Iran sendiri menyangkal bahwa serangan tersebut ditujukan pada fasilitas kesehatan, menyatakan bahwa target utama mereka adalah situs intelijen militer Israel. Hal ini menambah kompleksitas konflik yang sudah bergejolak di kawasan tersebut.
Krisis di Gaza semakin memburuk, dengan laporan menyebutkan bahwa banyak fasilitas kesehatan tidak dapat beroperasi akibat serangan yang terus berlanjut. Akibatnya, masyarakat di Gaza berjuang untuk mendapatkan akses ke layanan kesehatan yang mendasar. Ini berakibat langsung pada kehidupan sehari-hari warga sipil, yang kini dihadapkan pada kekurangan makanan, air, dan kebutuhan dasar lainnya.
Dalam situasi ini, dukungan internasional untuk Palestina dan upaya mediasi untuk menghentikan kekerasan menjadi sangat penting. Erdogan menegaskan posisi Turki yang pro-Palestina, berharap ada respons global yang lebih tegas terhadap situasi kritis ini.
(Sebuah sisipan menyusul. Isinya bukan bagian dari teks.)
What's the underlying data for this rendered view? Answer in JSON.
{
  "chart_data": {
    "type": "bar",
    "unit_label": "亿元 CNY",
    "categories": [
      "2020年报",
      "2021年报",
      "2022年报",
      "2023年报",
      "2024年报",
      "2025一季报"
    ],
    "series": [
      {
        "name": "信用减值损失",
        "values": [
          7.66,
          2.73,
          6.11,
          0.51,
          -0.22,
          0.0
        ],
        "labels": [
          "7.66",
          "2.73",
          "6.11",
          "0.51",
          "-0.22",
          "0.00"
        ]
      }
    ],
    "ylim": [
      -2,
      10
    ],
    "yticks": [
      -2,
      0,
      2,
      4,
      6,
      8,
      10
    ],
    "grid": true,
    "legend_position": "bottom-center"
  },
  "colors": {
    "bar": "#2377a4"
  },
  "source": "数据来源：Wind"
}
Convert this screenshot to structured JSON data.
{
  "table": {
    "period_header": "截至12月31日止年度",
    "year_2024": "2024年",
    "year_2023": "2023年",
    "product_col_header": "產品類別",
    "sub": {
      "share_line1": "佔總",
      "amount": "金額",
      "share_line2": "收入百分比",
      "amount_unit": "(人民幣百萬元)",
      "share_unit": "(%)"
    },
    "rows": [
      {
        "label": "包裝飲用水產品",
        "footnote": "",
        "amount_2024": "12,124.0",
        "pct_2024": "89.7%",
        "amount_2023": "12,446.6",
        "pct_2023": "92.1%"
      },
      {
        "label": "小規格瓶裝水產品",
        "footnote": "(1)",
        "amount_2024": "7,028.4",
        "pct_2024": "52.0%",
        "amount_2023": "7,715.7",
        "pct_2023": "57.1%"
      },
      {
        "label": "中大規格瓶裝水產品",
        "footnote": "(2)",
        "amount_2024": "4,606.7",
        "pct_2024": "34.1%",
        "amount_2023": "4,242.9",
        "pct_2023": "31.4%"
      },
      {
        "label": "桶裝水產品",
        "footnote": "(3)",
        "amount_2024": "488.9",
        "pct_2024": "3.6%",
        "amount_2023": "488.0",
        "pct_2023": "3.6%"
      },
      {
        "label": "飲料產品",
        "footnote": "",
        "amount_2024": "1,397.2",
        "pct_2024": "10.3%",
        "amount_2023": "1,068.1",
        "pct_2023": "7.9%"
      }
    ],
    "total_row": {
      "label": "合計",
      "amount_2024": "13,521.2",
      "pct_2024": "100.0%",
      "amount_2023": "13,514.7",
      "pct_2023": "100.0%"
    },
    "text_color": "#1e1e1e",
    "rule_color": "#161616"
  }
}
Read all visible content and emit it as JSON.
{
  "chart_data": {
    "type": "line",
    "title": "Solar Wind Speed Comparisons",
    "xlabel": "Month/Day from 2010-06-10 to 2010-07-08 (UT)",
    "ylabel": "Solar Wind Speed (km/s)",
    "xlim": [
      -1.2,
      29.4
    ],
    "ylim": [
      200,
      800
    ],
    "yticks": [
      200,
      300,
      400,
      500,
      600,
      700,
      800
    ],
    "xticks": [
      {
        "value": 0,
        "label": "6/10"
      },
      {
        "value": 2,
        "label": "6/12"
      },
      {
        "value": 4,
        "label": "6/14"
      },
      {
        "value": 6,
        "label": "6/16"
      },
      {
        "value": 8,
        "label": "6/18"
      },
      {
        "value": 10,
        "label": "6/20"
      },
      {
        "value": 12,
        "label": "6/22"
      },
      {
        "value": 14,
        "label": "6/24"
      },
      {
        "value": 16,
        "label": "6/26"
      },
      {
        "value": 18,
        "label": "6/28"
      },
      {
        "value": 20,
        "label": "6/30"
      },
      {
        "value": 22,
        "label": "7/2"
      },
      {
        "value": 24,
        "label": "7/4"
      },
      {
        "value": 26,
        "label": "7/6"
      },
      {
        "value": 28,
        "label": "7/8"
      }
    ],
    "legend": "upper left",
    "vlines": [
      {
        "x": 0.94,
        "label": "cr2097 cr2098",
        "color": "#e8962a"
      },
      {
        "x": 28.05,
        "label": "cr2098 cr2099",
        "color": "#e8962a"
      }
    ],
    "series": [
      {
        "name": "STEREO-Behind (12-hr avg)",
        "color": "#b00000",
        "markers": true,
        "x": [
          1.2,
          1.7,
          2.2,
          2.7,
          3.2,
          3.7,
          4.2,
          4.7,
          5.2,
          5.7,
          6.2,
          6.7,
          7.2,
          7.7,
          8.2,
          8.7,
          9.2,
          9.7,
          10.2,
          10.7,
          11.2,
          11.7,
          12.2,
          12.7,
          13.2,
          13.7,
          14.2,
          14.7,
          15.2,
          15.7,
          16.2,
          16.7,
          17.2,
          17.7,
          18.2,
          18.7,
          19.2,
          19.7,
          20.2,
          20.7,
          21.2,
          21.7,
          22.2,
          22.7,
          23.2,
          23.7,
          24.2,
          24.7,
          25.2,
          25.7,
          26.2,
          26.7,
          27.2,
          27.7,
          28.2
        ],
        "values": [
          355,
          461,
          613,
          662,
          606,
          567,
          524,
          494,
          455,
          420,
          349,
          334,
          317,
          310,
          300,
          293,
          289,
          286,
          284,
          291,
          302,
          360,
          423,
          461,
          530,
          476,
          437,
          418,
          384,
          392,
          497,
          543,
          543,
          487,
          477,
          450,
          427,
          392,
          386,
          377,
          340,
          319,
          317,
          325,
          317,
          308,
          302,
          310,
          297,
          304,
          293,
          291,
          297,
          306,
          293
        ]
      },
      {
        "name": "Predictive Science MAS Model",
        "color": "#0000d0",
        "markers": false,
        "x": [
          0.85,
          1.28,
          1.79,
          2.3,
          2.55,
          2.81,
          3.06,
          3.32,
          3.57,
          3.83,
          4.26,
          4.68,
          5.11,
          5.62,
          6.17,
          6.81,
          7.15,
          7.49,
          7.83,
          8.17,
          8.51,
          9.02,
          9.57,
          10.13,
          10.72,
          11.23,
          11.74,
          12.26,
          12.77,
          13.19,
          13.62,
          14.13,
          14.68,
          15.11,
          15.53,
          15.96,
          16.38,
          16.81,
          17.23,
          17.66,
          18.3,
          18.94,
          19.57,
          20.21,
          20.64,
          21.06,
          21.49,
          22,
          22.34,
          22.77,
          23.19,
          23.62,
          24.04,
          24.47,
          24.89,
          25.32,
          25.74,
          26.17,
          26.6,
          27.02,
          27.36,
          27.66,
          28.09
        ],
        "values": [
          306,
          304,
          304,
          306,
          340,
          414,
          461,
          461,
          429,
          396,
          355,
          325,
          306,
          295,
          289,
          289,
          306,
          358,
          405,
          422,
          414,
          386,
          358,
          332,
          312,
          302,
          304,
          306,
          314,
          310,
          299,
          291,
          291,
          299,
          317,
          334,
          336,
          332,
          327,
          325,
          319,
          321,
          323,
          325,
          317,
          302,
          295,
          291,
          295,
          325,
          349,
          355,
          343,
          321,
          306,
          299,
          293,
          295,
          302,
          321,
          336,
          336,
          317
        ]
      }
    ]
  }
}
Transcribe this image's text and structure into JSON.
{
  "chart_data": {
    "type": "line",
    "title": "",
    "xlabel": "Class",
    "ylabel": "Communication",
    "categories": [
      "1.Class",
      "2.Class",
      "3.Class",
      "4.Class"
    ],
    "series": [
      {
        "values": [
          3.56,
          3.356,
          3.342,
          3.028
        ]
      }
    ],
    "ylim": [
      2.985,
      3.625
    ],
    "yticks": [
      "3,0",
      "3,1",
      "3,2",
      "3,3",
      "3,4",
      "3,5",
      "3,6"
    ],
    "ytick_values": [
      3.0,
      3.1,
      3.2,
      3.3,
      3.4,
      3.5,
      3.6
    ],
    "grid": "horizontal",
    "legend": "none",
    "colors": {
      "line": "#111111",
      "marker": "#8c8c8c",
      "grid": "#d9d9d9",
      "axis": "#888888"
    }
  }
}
Dengan ketegangan yang terus meningkat antara Israel, Iran, dan lainnya, dampak dari konflik ini kemungkinan akan mempengaruhi stabilitas kawasan Timur Tengah dalam jangka panjang. Pemimpin dunia diharapkan untuk mengambil langkah yang diperlukan demi meredakan ketegangan dan mencari jalan keluar yang damai bagi semua pihak yang terlibat.
Indonesia sebagai negara dengan populasi Muslim terbesar juga turut memperhatikan situasi di Gaza. Banyak kalangan di dalam negeri mengajak untuk meningkatkan kepedulian terhadap penderitaan yang dialami oleh rakyat Palestina. Dukungan terhadap perjuangan mereka untuk mendapatkan hak-hak yang layak menjadi sorotan penting di berbagai forum internasional.
Dengan perubahan cepat dalam dinamika geopolitik dan konflik yang berlangsung di kawasan, masa depan Gaza dan hubungan Israel-Iran tetap menjadi perhatian global. Situasi ini menunjukkan betapa mendesaknya penyelesaian damai dan kolaborasi internasional untuk menciptakan stabilitas dan perdamaian yang berkelanjutan.